Custom word boundaries
Unicode text has many more potential word boundaries than 8-bit encodings, including 17 space separators, and the full width comma. This solution allows you to customize a list of word boundaries for your application.
Better performance
Have you ever benchmarked the mb_*
family of PHP built-ins? They don't scale well at all. By using a custom nextCharUtf8()

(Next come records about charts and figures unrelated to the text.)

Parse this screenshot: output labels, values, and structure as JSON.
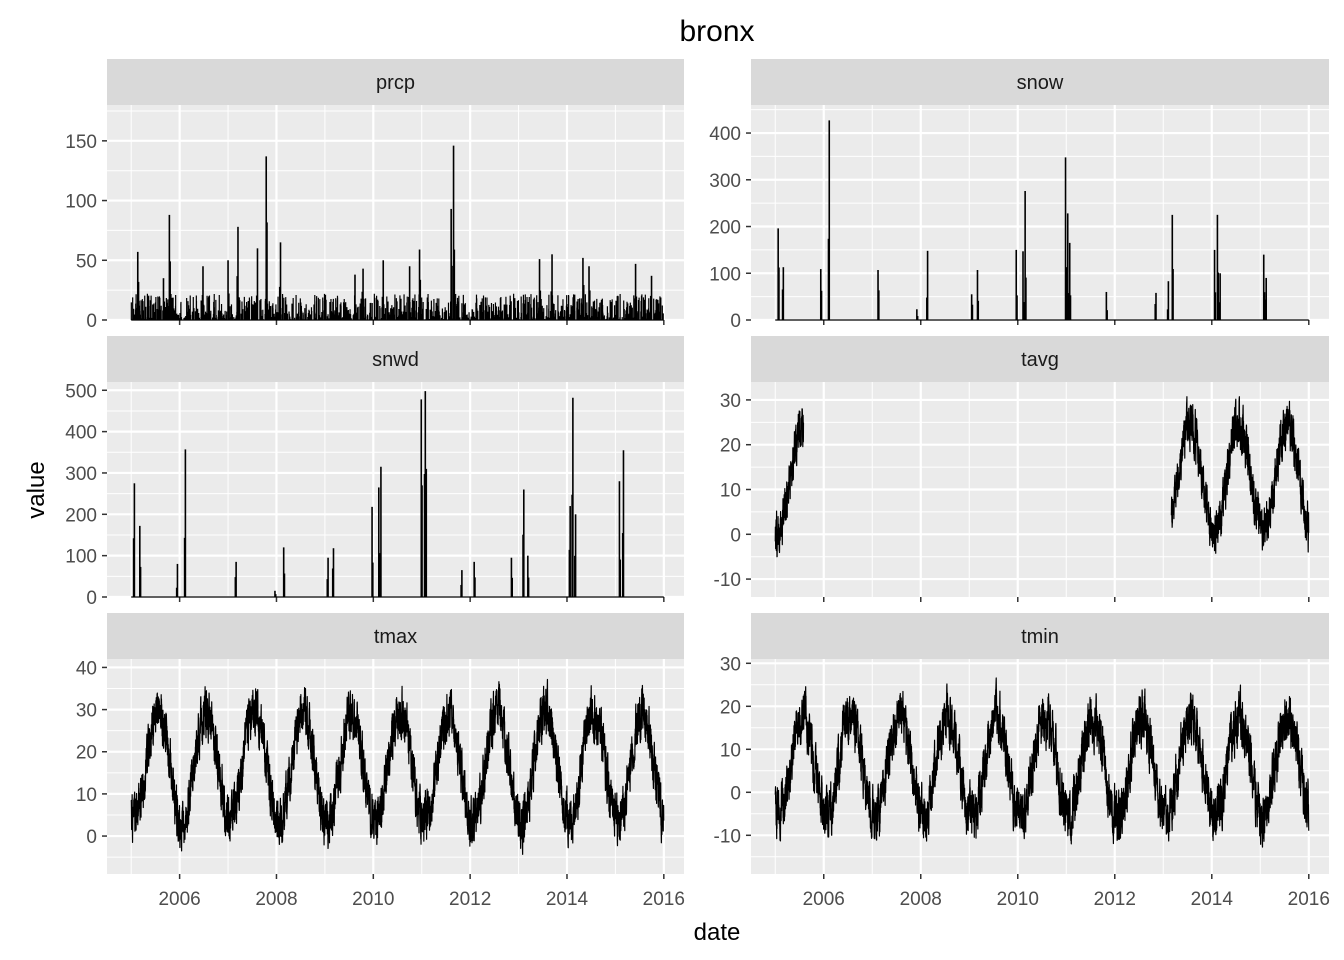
{
  "chart_data": {
    "type": "line",
    "title": "bronx",
    "xlabel": "date",
    "ylabel": "value",
    "x_ticks": [
      "2006",
      "2008",
      "2010",
      "2012",
      "2014",
      "2016"
    ],
    "xlim": [
      "2004-07",
      "2016-06"
    ],
    "x_range": [
      "2005-01-01",
      "2015-12-31"
    ],
    "grid": true,
    "legend": "none",
    "colors": {
      "panel_bg": "#EBEBEB",
      "strip_bg": "#D9D9D9",
      "grid": "#FFFFFF",
      "line": "#000000"
    },
    "panels": [
      {
        "name": "prcp",
        "ylim": [
          0,
          180
        ],
        "y_ticks": [
          0,
          50,
          100,
          150
        ],
        "baseline_max": 22,
        "spikes": [
          {
            "x": "2005-02-20",
            "y": 57
          },
          {
            "x": "2005-09-01",
            "y": 35
          },
          {
            "x": "2005-10-15",
            "y": 88
          },
          {
            "x": "2006-06-25",
            "y": 45
          },
          {
            "x": "2007-01-01",
            "y": 50
          },
          {
            "x": "2007-03-15",
            "y": 78
          },
          {
            "x": "2007-08-10",
            "y": 60
          },
          {
            "x": "2007-10-15",
            "y": 137
          },
          {
            "x": "2008-02-01",
            "y": 65
          },
          {
            "x": "2009-08-15",
            "y": 38
          },
          {
            "x": "2009-10-15",
            "y": 43
          },
          {
            "x": "2010-03-15",
            "y": 50
          },
          {
            "x": "2010-10-01",
            "y": 45
          },
          {
            "x": "2010-12-15",
            "y": 59
          },
          {
            "x": "2011-08-10",
            "y": 93
          },
          {
            "x": "2011-08-28",
            "y": 146
          },
          {
            "x": "2013-06-07",
            "y": 51
          },
          {
            "x": "2013-09-10",
            "y": 55
          },
          {
            "x": "2014-04-30",
            "y": 52
          },
          {
            "x": "2014-06-15",
            "y": 45
          },
          {
            "x": "2015-06-01",
            "y": 47
          },
          {
            "x": "2015-09-30",
            "y": 37
          }
        ]
      },
      {
        "name": "snow",
        "ylim": [
          0,
          460
        ],
        "y_ticks": [
          0,
          100,
          200,
          300,
          400
        ],
        "baseline_max": 0,
        "spikes": [
          {
            "x": "2005-01-23",
            "y": 196
          },
          {
            "x": "2005-03-01",
            "y": 113
          },
          {
            "x": "2005-12-09",
            "y": 109
          },
          {
            "x": "2006-02-12",
            "y": 427
          },
          {
            "x": "2007-02-14",
            "y": 107
          },
          {
            "x": "2007-12-02",
            "y": 23
          },
          {
            "x": "2008-02-22",
            "y": 148
          },
          {
            "x": "2009-01-19",
            "y": 55
          },
          {
            "x": "2009-03-02",
            "y": 107
          },
          {
            "x": "2009-12-20",
            "y": 150
          },
          {
            "x": "2010-02-10",
            "y": 147
          },
          {
            "x": "2010-02-26",
            "y": 276
          },
          {
            "x": "2010-12-26",
            "y": 348
          },
          {
            "x": "2011-01-12",
            "y": 228
          },
          {
            "x": "2011-01-27",
            "y": 165
          },
          {
            "x": "2011-10-29",
            "y": 60
          },
          {
            "x": "2012-11-07",
            "y": 58
          },
          {
            "x": "2013-02-09",
            "y": 83
          },
          {
            "x": "2013-03-08",
            "y": 225
          },
          {
            "x": "2014-01-22",
            "y": 150
          },
          {
            "x": "2014-02-13",
            "y": 225
          },
          {
            "x": "2014-03-03",
            "y": 100
          },
          {
            "x": "2015-01-27",
            "y": 140
          },
          {
            "x": "2015-02-15",
            "y": 90
          }
        ]
      },
      {
        "name": "snwd",
        "ylim": [
          0,
          520
        ],
        "y_ticks": [
          0,
          100,
          200,
          300,
          400,
          500
        ],
        "baseline_max": 0,
        "spikes": [
          {
            "x": "2005-01-25",
            "y": 275
          },
          {
            "x": "2005-03-05",
            "y": 172
          },
          {
            "x": "2005-12-15",
            "y": 80
          },
          {
            "x": "2006-02-14",
            "y": 357
          },
          {
            "x": "2007-03-01",
            "y": 85
          },
          {
            "x": "2007-12-20",
            "y": 15
          },
          {
            "x": "2008-02-25",
            "y": 120
          },
          {
            "x": "2009-01-25",
            "y": 95
          },
          {
            "x": "2009-03-05",
            "y": 118
          },
          {
            "x": "2009-12-22",
            "y": 218
          },
          {
            "x": "2010-02-12",
            "y": 265
          },
          {
            "x": "2010-02-28",
            "y": 315
          },
          {
            "x": "2010-12-28",
            "y": 478
          },
          {
            "x": "2011-01-28",
            "y": 498
          },
          {
            "x": "2011-02-05",
            "y": 310
          },
          {
            "x": "2011-10-30",
            "y": 65
          },
          {
            "x": "2012-02-01",
            "y": 85
          },
          {
            "x": "2012-11-08",
            "y": 95
          },
          {
            "x": "2013-02-10",
            "y": 260
          },
          {
            "x": "2013-03-10",
            "y": 100
          },
          {
            "x": "2014-01-25",
            "y": 220
          },
          {
            "x": "2014-02-15",
            "y": 482
          },
          {
            "x": "2014-03-05",
            "y": 200
          },
          {
            "x": "2015-02-01",
            "y": 280
          },
          {
            "x": "2015-03-01",
            "y": 355
          }
        ]
      },
      {
        "name": "tavg",
        "ylim": [
          -14,
          34
        ],
        "y_ticks": [
          -10,
          0,
          10,
          20,
          30
        ],
        "segments": [
          [
            "2005-01-01",
            "2005-07-31"
          ],
          [
            "2013-03-01",
            "2015-12-31"
          ]
        ],
        "seasonal": {
          "mean": 12.5,
          "amplitude": 12,
          "noise": 4
        }
      },
      {
        "name": "tmax",
        "ylim": [
          -9,
          42
        ],
        "y_ticks": [
          0,
          10,
          20,
          30,
          40
        ],
        "segments": [
          [
            "2005-01-01",
            "2015-12-31"
          ]
        ],
        "seasonal": {
          "mean": 16.5,
          "amplitude": 13,
          "noise": 4.5
        }
      },
      {
        "name": "tmin",
        "ylim": [
          -19,
          31
        ],
        "y_ticks": [
          -10,
          0,
          10,
          20,
          30
        ],
        "segments": [
          [
            "2005-01-01",
            "2015-12-31"
          ]
        ],
        "seasonal": {
          "mean": 6,
          "amplitude": 11.5,
          "noise": 4.5
        }
      }
    ]
  }
}
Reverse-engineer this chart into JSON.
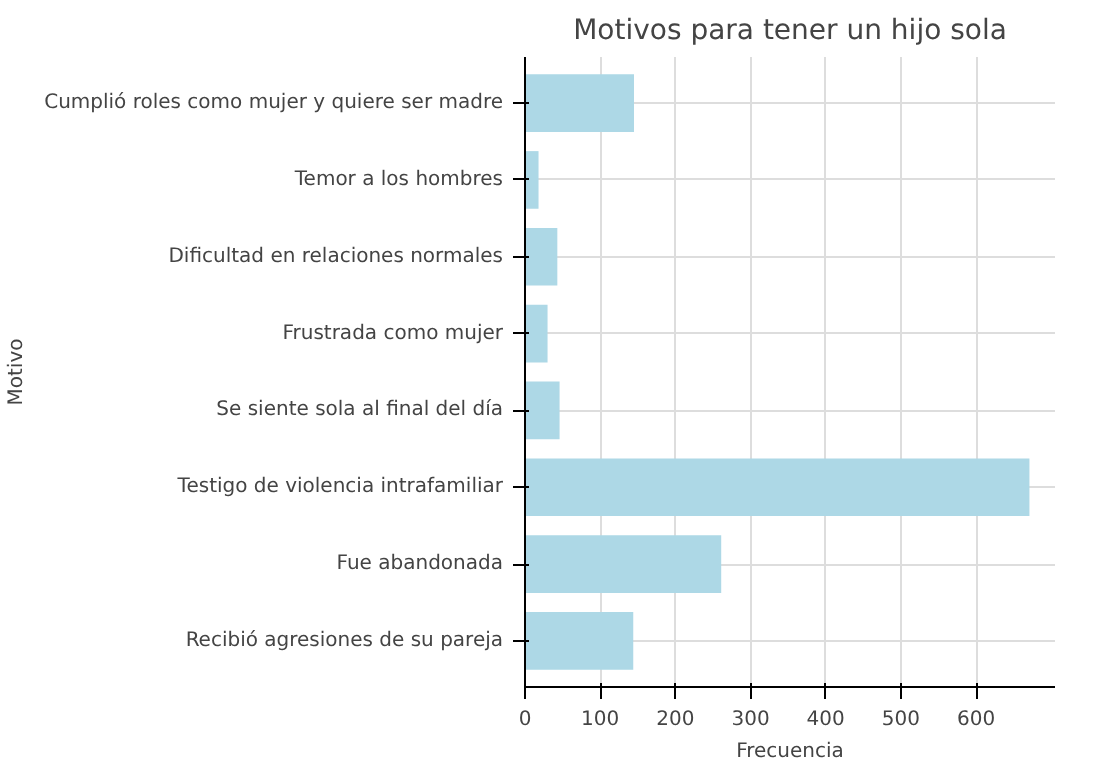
{
  "chart_data": {
    "type": "bar",
    "orientation": "horizontal",
    "title": "Motivos para tener un hijo sola",
    "xlabel": "Frecuencia",
    "ylabel": "Motivo",
    "categories": [
      "Cumplió roles como mujer y quiere ser madre",
      "Temor a los hombres",
      "Dificultad en relaciones normales",
      "Frustrada como mujer",
      "Se siente sola al final del día",
      "Testigo de violencia intrafamiliar",
      "Fue abandonada",
      "Recibió agresiones de su pareja"
    ],
    "values": [
      145,
      18,
      43,
      30,
      46,
      671,
      261,
      144
    ],
    "color": "#add8e6",
    "xlim": [
      0,
      705
    ],
    "xticks": [
      0,
      100,
      200,
      300,
      400,
      500,
      600
    ],
    "grid": true
  }
}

, we can do the same job, but orders of magnitude faster, especially on large strings.
<?php
function wordWrapUtf8(
string $phrase,
int $width = 75,
string $break = "\n",
bool $cut = false,
array $seps = [' ', "\n", "\t", ',']
): string
{
$chunks = [];
$chunk = '';
$len = 0;
$pointer = 0;
while (!is_null($char = nextCharUtf8($phrase, $pointer))) {
$chunk .= $char;
$len++;
if (in_array($char, $seps, true) || ($cut && $len === $width)) {
$chunks[] = [$len, $chunk];
$len = 0;
$chunk = '';
}
}
if ($chunk) {
$chunks[] = [$len, $chunk];
}
$line = '';
$lines = [];
$lineLen = 0;
foreach ($chunks as [$len, $chunk]) {
if ($lineLen + $len > $width) {
if ($line) {
$lines[] = $line;
$lineLen = 0;
$line = '';
}
}
$line .= $chunk;
$lineLen += $len;
}
if ($line) {
$lines[] = $line;
}
return implode($break, $lines);
}
function nextCharUtf8(&$string, &$pointer)
{
// EOF
if (!isset($string[$pointer])) {
return null;
}
// Get the byte value at the pointer
$char = ord($string[$pointer]);
// ASCII
if ($char < 128) {
return $string[$pointer++];
}
// UTF-8
if ($char < 224) {
$bytes = 2;
} elseif ($char < 240) {
$bytes = 3;
} elseif ($char < 248) {
$bytes = 4;
} elseif ($char == 252) {
$bytes = 5;
} else {
$bytes = 6;
}
// Get full multibyte char
$str = substr($string, $pointer, $bytes);
// Increment pointer according to length of char
$pointer += $bytes;
// Return mb char
return $str;
}